I did not wear makeup to cover anything.
I wore a cream-colored suit, my hair tied back, and my scars visible. Some were already shadows. Others still looked like small maps across my skin. I felt dozens of eyes on me, but for the first time, I did not lower my gaze.
The prosecutor began with the audios.
Rodrigo’s voice filled the room.
“Cry louder. No one is coming.”
A murmur moved through the courtroom.
Then came another.
“Look at yourself. Without me, you are no one. Not even your own family will believe you.”
Doña Beatriz remained still. But when her messages were projected onto the screen, her neck began to turn red.
Cover yourself before lunch with the Álvarez family.
Don’t make a scene, Lucía.
A wife protects her husband’s surname.
If you speak, you will end up on the street.
The defense tried to do what they always did: dirty my name.
They said I was resentful. That I had wanted money. That perhaps my injuries were accidents misinterpreted. That my accounting knowledge gave me the ability to fabricate documents.
I listened to everything without moving.
Before, a sentence like that would have broken me.
That day, it only confirmed something for me: when an abuser loses control of your body, he tries to control the story.
Then my lawyer stood up.
“Mrs. Lucía Morales did not need to invent anything,” she said. “Before marrying, she worked for the Prosecutor’s Office as a financial tracking specialist. During her marriage, while she was watched, isolated, and threatened, she documented not only the violence against her, but also a fraud scheme of more than one hundred eighty million pesos through the Santillán Foundation.”
The room exploded into murmurs.
The screen showed fake contracts. Companies opened under front names. Invoices for services that never existed. Donations meant for women’s shelters that had never received a full peso.
Rodrigo slammed the table.
“That is false!”
The judge raised his voice.
“Sit down, Mr. Santillán.”
But it was already too late. His facade was beginning to crack in front of everyone.
The final piece of evidence was the one no one expected.
An audio recorded the night before he took me to the hospital.
My labored breathing could be heard. Then his voice, low, drunk, confident.

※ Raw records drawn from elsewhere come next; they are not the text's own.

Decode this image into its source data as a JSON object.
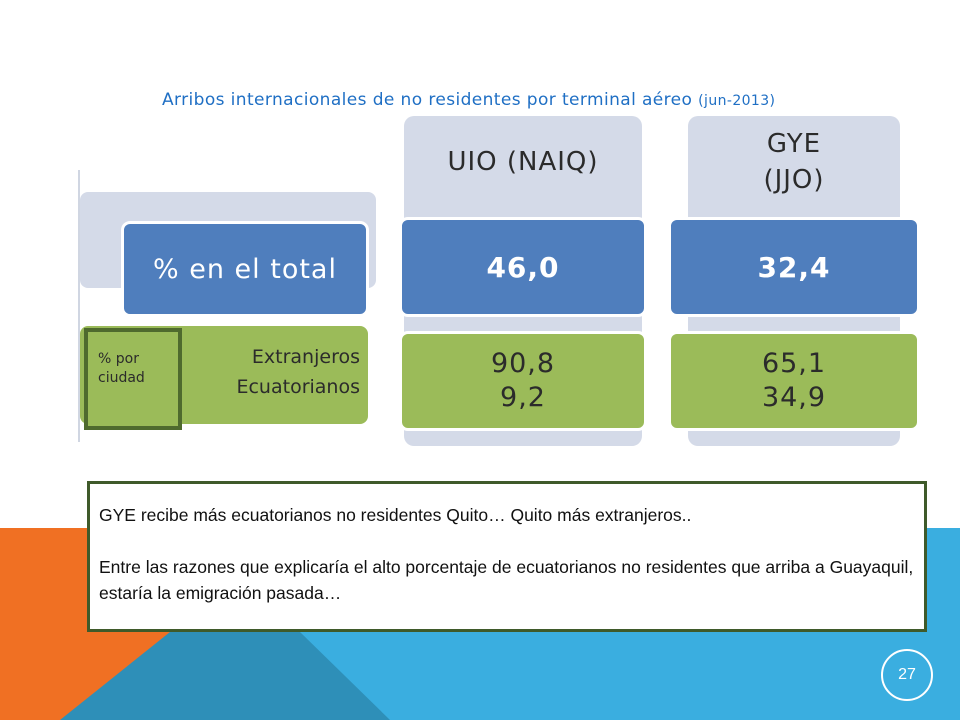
{
  "title": {
    "main": "Arribos internacionales de no residentes por terminal aéreo",
    "suffix": "(jun-2013)"
  },
  "row_labels": {
    "total": "% en el total",
    "extranjeros": "Extranjeros",
    "ecuatorianos": "Ecuatorianos",
    "por_ciudad_line1": "% por",
    "por_ciudad_line2": "ciudad"
  },
  "columns": [
    {
      "header_line1": "UIO (NAIQ)",
      "header_line2": "",
      "total": "46,0",
      "extranjeros": "90,8",
      "ecuatorianos": "9,2"
    },
    {
      "header_line1": "GYE",
      "header_line2": "(JJO)",
      "total": "32,4",
      "extranjeros": "65,1",
      "ecuatorianos": "34,9"
    }
  ],
  "note": {
    "line1": "GYE recibe más ecuatorianos no residentes Quito… Quito más extranjeros..",
    "line2": "Entre las razones que explicaría el alto porcentaje de ecuatorianos no residentes que arriba a Guayaquil, estaría la emigración pasada…"
  },
  "page_number": "27",
  "colors": {
    "blue_row": "#4f7ebd",
    "green_row": "#9bbb59",
    "gray_panel": "#d4dae8",
    "orange_bg": "#f07023",
    "cyan_bg": "#3aaee0",
    "teal_bg": "#2e8fb8",
    "title": "#1f6fc4"
  }
}
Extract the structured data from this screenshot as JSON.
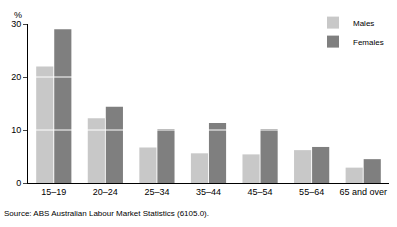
{
  "chart_data": {
    "type": "bar",
    "ylabel": "%",
    "categories": [
      "15–19",
      "20–24",
      "25–34",
      "35–44",
      "45–54",
      "55–64",
      "65 and over"
    ],
    "series": [
      {
        "name": "Males",
        "color": "#c8c8c8",
        "values": [
          22,
          12.2,
          6.7,
          5.6,
          5.4,
          6.2,
          2.9
        ]
      },
      {
        "name": "Females",
        "color": "#7f7f7f",
        "values": [
          29,
          14.4,
          10.2,
          11.3,
          10.2,
          6.8,
          4.5
        ]
      }
    ],
    "ylim": [
      0,
      30
    ],
    "yticks": [
      0,
      10,
      20,
      30
    ],
    "grid": true,
    "legend": "top-right",
    "annotations": [
      "Source: ABS Australian Labour Market Statistics (6105.0)."
    ]
  }
}
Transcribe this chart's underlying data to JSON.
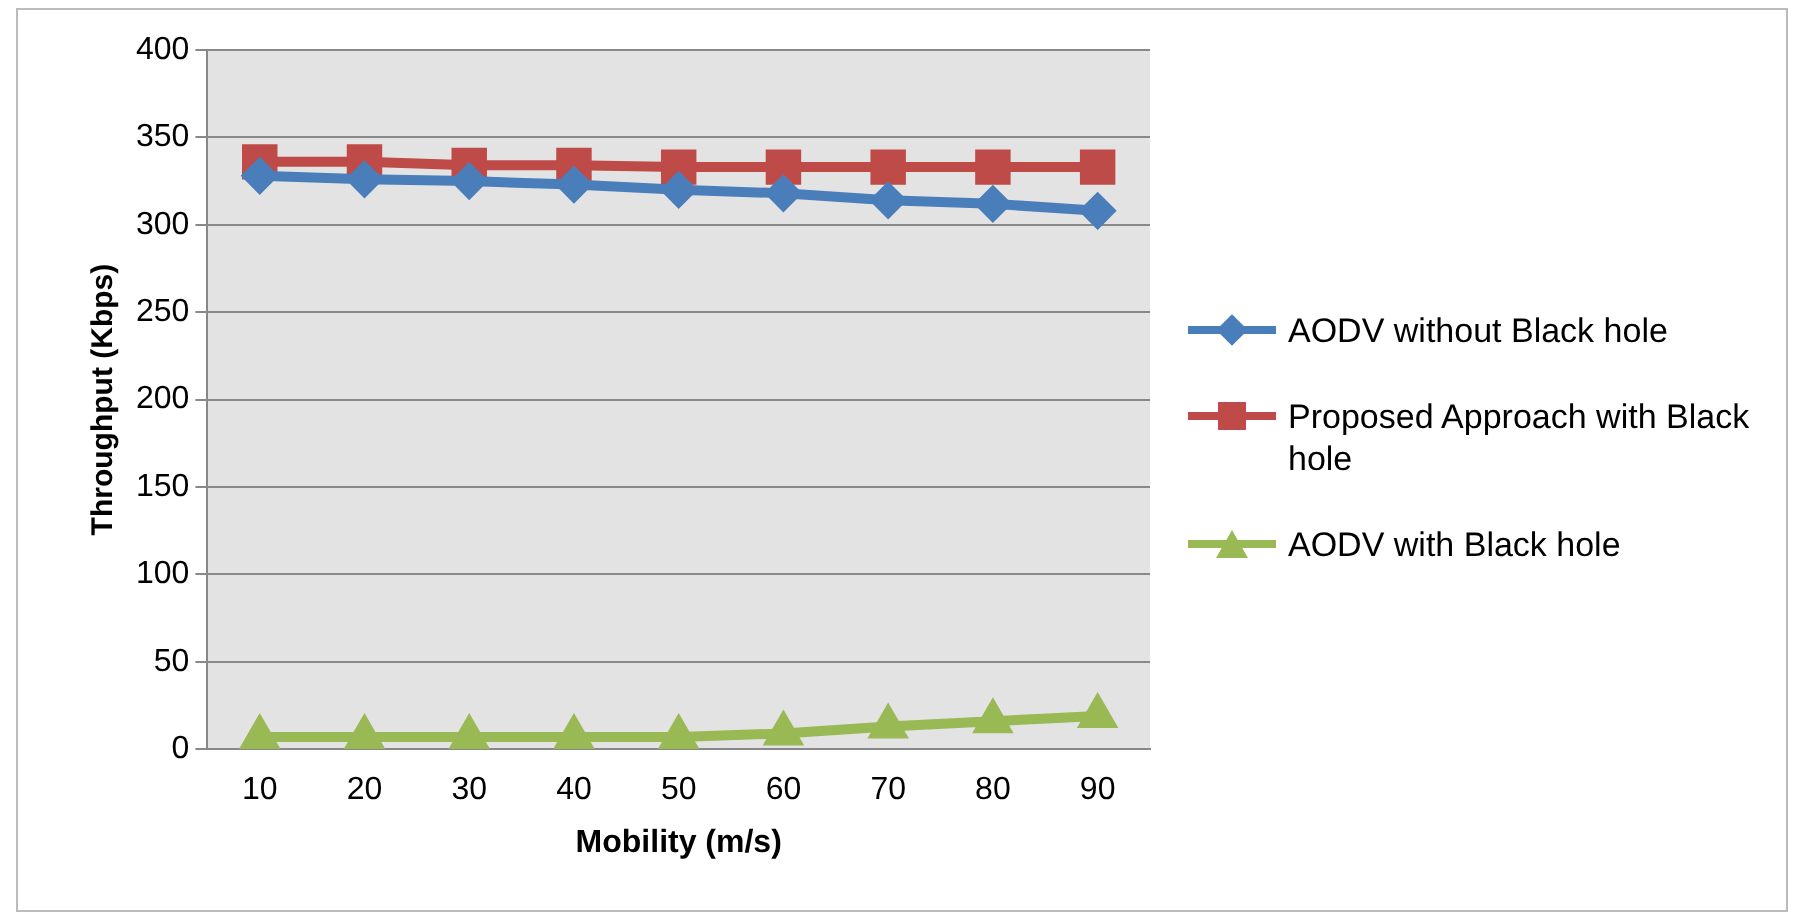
{
  "chart_data": {
    "type": "line",
    "xlabel": "Mobility (m/s)",
    "ylabel": "Throughput (Kbps)",
    "categories": [
      "10",
      "20",
      "30",
      "40",
      "50",
      "60",
      "70",
      "80",
      "90"
    ],
    "series": [
      {
        "name": "AODV without  Black hole",
        "color": "#4a7ebb",
        "marker": "diamond",
        "values": [
          328,
          326,
          325,
          323,
          320,
          318,
          314,
          312,
          308
        ]
      },
      {
        "name": "Proposed Approach with Black hole",
        "color": "#be4b48",
        "marker": "square",
        "values": [
          336,
          336,
          334,
          334,
          333,
          333,
          333,
          333,
          333
        ]
      },
      {
        "name": "AODV with  Black hole",
        "color": "#98b954",
        "marker": "triangle",
        "values": [
          7,
          7,
          7,
          7,
          7,
          9,
          13,
          16,
          19
        ]
      }
    ],
    "ylim": [
      0,
      400
    ],
    "yticks": [
      0,
      50,
      100,
      150,
      200,
      250,
      300,
      350,
      400
    ],
    "grid": "y",
    "legend": "right"
  }
}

“Even if you leave this house, Lucía, I keep everything. The account, the apartment, your name, your credibility. My mother knows judges. My family funds campaigns. You are a broken wife. Nothing more.”
In the recording, my own voice sounded small, but firm.
“Are you sure?”
Rodrigo burst out laughing.
That laugh was his sentence.
Not because it was the only proof, but because it showed what he was when he thought no one was listening. Not a worried husband. Not a confused man. An owner. An executioner. A coward with money.
At the end of the trial, Rodrigo was found guilty of domestic violence, threats, manipulation, obstruction of justice, and financial crimes. Doña Beatriz faced charges for fraud, witness intimidation, and complicity. The Santillán Foundation was taken over. Its accounts were frozen. The mansion in Puerta de Hierro was seized. Rodrigo’s portraits in hospitals and community centers disappeared quietly.